Another reason to embrace PDH is to further enhance knowledge from the margins, an emphasis of history from below. A famous African thinker once said that until the lions have their own historians, the history of the hunt will always glorify the hunter [Brooks 1994]. By choosing to lend a voice to the historically-disadvantaged digital Dalits and subalterns [Risam 2018, 10], Risam hopes to explore the unexamined questions of power, globalization, and colonial ideologies (emanating from the global north) that have shaped the digital cultural record. By choosing to hear from the kings, queens, peasants, and outcasts of history, the author hopes to produce a richer encoding of the past as embodied in the digital cultural record.
Going further, PDH intends to pay attention to decolonial computing, which calls for renewed attention to critical race theory within technocultures [Risam 2018, 139]. After much practice and rumination, data scientists eventually learn than data is not information, information is not knowledge, knowledge is not understanding, understanding is not wisdom. Decolonial computing is about interrogating who is doing computing, where they are doing it, and, thereby, what computing means both epistemologically and ontologically. PDH questions the hitherto presumed political and ethical neutrality of computing techniques. Myriad questions about the objectivity of technical methods are re-examined in new light.
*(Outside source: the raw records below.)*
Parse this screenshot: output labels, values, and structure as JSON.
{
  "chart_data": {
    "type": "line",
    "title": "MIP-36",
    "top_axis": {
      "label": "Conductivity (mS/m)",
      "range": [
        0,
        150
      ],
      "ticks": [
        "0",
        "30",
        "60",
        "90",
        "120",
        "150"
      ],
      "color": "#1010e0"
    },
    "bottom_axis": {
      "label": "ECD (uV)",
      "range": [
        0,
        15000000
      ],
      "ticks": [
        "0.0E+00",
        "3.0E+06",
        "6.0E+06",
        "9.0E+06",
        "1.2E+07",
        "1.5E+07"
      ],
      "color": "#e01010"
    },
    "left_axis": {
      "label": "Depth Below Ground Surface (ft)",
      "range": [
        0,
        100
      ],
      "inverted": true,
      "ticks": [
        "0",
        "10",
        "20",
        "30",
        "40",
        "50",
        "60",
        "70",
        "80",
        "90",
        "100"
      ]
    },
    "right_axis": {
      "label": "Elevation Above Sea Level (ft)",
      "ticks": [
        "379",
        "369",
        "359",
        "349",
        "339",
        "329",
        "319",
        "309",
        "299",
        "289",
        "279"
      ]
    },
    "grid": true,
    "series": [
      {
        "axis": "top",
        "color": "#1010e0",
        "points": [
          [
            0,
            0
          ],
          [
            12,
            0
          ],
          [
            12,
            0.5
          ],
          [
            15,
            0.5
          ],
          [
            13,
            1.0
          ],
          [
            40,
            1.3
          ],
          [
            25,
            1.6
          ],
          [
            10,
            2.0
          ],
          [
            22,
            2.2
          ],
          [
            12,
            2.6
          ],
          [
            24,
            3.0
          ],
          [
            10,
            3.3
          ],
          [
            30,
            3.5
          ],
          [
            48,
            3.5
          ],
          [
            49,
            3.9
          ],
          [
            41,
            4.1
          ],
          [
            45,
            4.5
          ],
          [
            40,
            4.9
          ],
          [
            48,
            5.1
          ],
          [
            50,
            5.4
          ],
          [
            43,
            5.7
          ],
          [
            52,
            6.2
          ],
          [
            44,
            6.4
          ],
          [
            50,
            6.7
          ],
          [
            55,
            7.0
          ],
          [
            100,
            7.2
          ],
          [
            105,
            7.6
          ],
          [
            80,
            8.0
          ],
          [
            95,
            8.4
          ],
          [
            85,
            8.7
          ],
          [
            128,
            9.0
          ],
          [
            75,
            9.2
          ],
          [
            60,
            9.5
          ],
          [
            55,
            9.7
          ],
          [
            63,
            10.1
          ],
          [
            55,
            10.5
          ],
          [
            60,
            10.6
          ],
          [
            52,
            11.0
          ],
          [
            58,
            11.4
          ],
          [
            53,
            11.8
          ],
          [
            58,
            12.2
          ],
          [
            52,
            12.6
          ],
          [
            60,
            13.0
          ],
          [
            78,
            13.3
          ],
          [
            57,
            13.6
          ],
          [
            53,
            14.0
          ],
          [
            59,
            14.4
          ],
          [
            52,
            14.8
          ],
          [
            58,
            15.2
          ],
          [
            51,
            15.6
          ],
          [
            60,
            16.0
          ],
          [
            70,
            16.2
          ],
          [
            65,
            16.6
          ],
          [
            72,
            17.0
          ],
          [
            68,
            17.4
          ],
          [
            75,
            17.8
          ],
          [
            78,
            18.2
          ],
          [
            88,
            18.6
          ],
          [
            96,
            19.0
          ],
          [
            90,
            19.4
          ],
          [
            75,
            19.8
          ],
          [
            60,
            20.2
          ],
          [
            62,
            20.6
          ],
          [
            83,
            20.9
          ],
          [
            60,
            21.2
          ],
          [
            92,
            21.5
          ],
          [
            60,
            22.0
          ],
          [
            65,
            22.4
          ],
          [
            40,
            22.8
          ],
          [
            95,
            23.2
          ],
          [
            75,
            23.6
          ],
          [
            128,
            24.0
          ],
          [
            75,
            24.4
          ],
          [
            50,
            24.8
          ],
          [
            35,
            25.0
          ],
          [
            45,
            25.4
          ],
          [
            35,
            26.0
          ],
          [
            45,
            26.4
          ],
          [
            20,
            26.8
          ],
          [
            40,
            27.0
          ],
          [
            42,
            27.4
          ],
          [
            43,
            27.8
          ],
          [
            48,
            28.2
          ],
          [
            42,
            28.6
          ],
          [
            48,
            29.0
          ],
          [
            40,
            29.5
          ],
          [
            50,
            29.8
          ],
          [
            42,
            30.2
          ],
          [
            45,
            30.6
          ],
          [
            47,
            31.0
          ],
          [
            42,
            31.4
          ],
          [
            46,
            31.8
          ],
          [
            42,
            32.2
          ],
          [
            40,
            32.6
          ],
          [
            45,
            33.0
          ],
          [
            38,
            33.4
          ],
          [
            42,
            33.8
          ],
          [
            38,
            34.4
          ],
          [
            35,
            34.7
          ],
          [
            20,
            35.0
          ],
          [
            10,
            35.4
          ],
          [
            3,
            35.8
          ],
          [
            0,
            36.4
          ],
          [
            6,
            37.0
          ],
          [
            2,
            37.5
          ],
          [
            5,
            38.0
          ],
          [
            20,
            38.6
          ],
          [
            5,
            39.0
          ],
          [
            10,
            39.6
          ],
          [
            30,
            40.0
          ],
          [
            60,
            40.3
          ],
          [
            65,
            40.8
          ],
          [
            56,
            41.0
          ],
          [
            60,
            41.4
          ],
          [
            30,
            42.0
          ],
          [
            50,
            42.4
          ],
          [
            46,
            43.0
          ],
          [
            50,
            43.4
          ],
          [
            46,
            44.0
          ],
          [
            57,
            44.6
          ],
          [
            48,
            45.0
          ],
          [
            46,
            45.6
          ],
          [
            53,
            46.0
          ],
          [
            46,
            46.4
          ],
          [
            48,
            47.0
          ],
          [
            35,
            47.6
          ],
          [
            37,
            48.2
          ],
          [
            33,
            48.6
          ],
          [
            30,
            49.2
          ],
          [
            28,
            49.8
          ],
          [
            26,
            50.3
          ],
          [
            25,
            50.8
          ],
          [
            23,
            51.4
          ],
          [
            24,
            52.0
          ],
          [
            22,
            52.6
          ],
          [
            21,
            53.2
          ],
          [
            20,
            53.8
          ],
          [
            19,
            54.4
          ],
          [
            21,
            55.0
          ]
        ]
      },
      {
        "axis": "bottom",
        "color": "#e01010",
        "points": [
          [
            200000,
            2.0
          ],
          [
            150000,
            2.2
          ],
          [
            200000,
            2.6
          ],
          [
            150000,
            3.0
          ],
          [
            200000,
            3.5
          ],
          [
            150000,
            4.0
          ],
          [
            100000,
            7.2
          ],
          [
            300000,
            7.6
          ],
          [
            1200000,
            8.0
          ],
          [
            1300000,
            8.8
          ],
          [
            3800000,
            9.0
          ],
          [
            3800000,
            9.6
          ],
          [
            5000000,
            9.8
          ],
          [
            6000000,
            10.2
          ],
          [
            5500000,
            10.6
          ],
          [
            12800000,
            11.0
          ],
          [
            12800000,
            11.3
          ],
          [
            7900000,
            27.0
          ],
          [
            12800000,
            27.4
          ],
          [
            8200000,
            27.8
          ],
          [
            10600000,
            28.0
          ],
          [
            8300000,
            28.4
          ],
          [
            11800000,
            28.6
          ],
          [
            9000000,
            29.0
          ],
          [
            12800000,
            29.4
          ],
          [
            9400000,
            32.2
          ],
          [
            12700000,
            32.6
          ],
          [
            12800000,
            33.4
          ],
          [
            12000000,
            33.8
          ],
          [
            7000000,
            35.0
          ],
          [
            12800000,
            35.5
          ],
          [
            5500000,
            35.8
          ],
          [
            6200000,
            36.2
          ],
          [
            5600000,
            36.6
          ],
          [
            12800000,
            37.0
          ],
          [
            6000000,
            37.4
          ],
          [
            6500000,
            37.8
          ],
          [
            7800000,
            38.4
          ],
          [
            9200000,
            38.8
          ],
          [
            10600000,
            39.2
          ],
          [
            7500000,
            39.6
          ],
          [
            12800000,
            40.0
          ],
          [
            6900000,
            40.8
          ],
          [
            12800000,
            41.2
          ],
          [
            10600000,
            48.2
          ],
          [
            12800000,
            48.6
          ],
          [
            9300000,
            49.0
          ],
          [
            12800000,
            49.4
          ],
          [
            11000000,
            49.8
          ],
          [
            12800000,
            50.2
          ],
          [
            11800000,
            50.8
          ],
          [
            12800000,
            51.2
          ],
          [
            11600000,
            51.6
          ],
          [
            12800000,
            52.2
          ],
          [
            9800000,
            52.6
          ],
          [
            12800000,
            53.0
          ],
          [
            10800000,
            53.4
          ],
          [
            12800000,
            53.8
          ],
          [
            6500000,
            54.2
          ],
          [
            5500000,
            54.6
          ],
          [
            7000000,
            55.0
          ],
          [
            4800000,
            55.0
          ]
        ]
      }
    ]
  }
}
This book is recommended for scholars that recognize the utmost importance of critical historiography, while intending to expand the frontiers of digital humanities. Risam walks the talk through a comprehensive listing of named PDH projects which take history from below seriously. Risam’s unusual decision to examine the conceptual frameworks that animate the design of computing systems remains a good example of dialectical engagement animated by a philosophical spirit. The products of PDH research work will make tacit knowledge explicit, shed light upon hermeneutical blind spots, and shake up existing digital humanities pedagogy. The new approaches proposed will go a long way in answering many old, lingering questions.

Works Cited

Bhattacharya 1983  Battacharya, S. “History from Below,” Social Scientist, 11, 4 (April 1983): 3-20 https://doi.org/10.2307/3517020
Brewer 2019  Brewer, R. M. “Politics and Power: Securing Resources for Black Study,” Black Perspectives (November 14, 2019) https://www.aaihs.org/politics-and-power-securing-resources-for-black-study/
Brooks 1994  Brooks, J. “Chinua Achebe, The Art of Fiction,” The Paris Review 133 (Winter 1994) https://www.theparisreview.org/interviews/1720/the-art-of-fiction-no-139-chinua-achebe
Katz 2013  Katz, D. S. “History from Way Above: Recognizing Patterns through the Fuzz and Fog of the Past,” Common Knowledge 19, 1 (2013): 40-50 https://doi.org/10.1215/0961754X-1815642
Rhodes 2016  Rhodes, D. “Black studies struggle at state universities under current fiscal climate,” Chicago Tribune, 6 September 2016, https://www.chicagotribune.com/news/breaking/ct-african-american-studies-college-major-met-20160905-story.html
Risam 2018  Risam, R. New Digital Worlds: Postcolonial Digital Humanities in Theory, Praxis and Pedagogy. Northwestern University Press, Evanston (2018).